Speech is the act of expressing thoughts, feelings, or perceptions by the
articulation of words. It is a vocalized form of human communication. In
pejorative jargon, money may “talk,” but precisely defined, money is a
medium of exchange, a measure of value, or a means of payment. In the
manner it is used in politics it can be considered a campaign contribution. It
is not “speech” in terms of what any strict constructionist could conceivably
believe the First Amendment addresses.
A corporation is an artificial creation of the state, which in turn is a creation
of the people. To vest an inanimate entity with constitutionally protected
political rights makes mockery of our individual rights heritage. While
corporations as a “legal fiction” have been given analogous status to
individuals in aspects of commercial law, citizenship rights are of a very
different nature. A corporation cannot vote or run for office. The inspiring
words of our founders were about free men born with inalienable rights. It is
they who speak. It is they who can assemble. It is they who are considered
equal among each other.
To hold that a corporation is a person with citizenship rights simply does not
square with the Declaration of Independence. All men may be created equal
in relation to each other, but not necessarily in relation to corporations or,
under Citizens United, in relation to how corporations may empower some
individuals relative to others. There is great inequality between corporations,
no equality of individual and corporate “personhood,” and no equality of
individuals when one with many corporate ties may have more capacity to
influence decision-making than one with none or just a few.

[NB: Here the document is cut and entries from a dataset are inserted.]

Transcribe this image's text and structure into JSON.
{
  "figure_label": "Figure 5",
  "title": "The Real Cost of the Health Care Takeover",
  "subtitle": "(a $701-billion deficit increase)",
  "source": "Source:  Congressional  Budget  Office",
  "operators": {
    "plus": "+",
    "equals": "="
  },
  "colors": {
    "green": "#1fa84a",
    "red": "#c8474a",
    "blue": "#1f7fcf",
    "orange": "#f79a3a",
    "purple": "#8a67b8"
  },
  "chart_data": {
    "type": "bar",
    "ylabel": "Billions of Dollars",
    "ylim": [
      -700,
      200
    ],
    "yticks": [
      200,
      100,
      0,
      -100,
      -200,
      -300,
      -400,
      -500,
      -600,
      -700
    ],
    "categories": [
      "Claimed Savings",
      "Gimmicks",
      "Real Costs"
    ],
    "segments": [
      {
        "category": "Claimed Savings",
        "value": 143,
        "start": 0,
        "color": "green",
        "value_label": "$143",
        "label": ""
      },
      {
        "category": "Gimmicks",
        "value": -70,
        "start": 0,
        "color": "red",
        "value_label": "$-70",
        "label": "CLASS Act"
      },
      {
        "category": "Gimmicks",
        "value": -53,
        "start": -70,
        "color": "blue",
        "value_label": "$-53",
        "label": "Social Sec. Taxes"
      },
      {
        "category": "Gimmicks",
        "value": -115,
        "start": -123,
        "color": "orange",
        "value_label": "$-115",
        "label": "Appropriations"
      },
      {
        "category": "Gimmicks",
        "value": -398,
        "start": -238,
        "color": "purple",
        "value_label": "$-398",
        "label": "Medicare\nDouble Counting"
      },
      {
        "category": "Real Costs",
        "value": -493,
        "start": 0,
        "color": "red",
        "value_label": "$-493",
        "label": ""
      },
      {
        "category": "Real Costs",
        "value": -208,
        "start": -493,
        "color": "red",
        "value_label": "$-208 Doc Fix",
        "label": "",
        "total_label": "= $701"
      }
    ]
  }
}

Former Representative Leach’s words certainly ring true to me (with the one caveat that the
principle that “all men are created equal” must better include American women through the
Equal Rights Amendment). I therefore hope the majority of Nevada’s Democratic and
Republican legislators will 1) also reach Mr. Leach’s proper conclusion that freedom of speech
is meant for individuals in a true democracy, not artificial entities, and that they will 2) wisely
choose to help pass SJR4. In addition to Nevada’s legislators, I also encourage Nevada
Governor Brian Sandoval to be bipartisan and express his public support for the needed SJR4
resolution just as he did on March 7 for the SJR2 resolution to ratify the Equal Rights
Amendment even though his signature is not required on state resolutions. Thank you.
1
Leach, Jim. Citizens United: Robbing Americas of Its Democratic Idealism under American Democracy & the
Common Good. Dædalus, Journal of the American Academy of Arts & Sciences. 2013.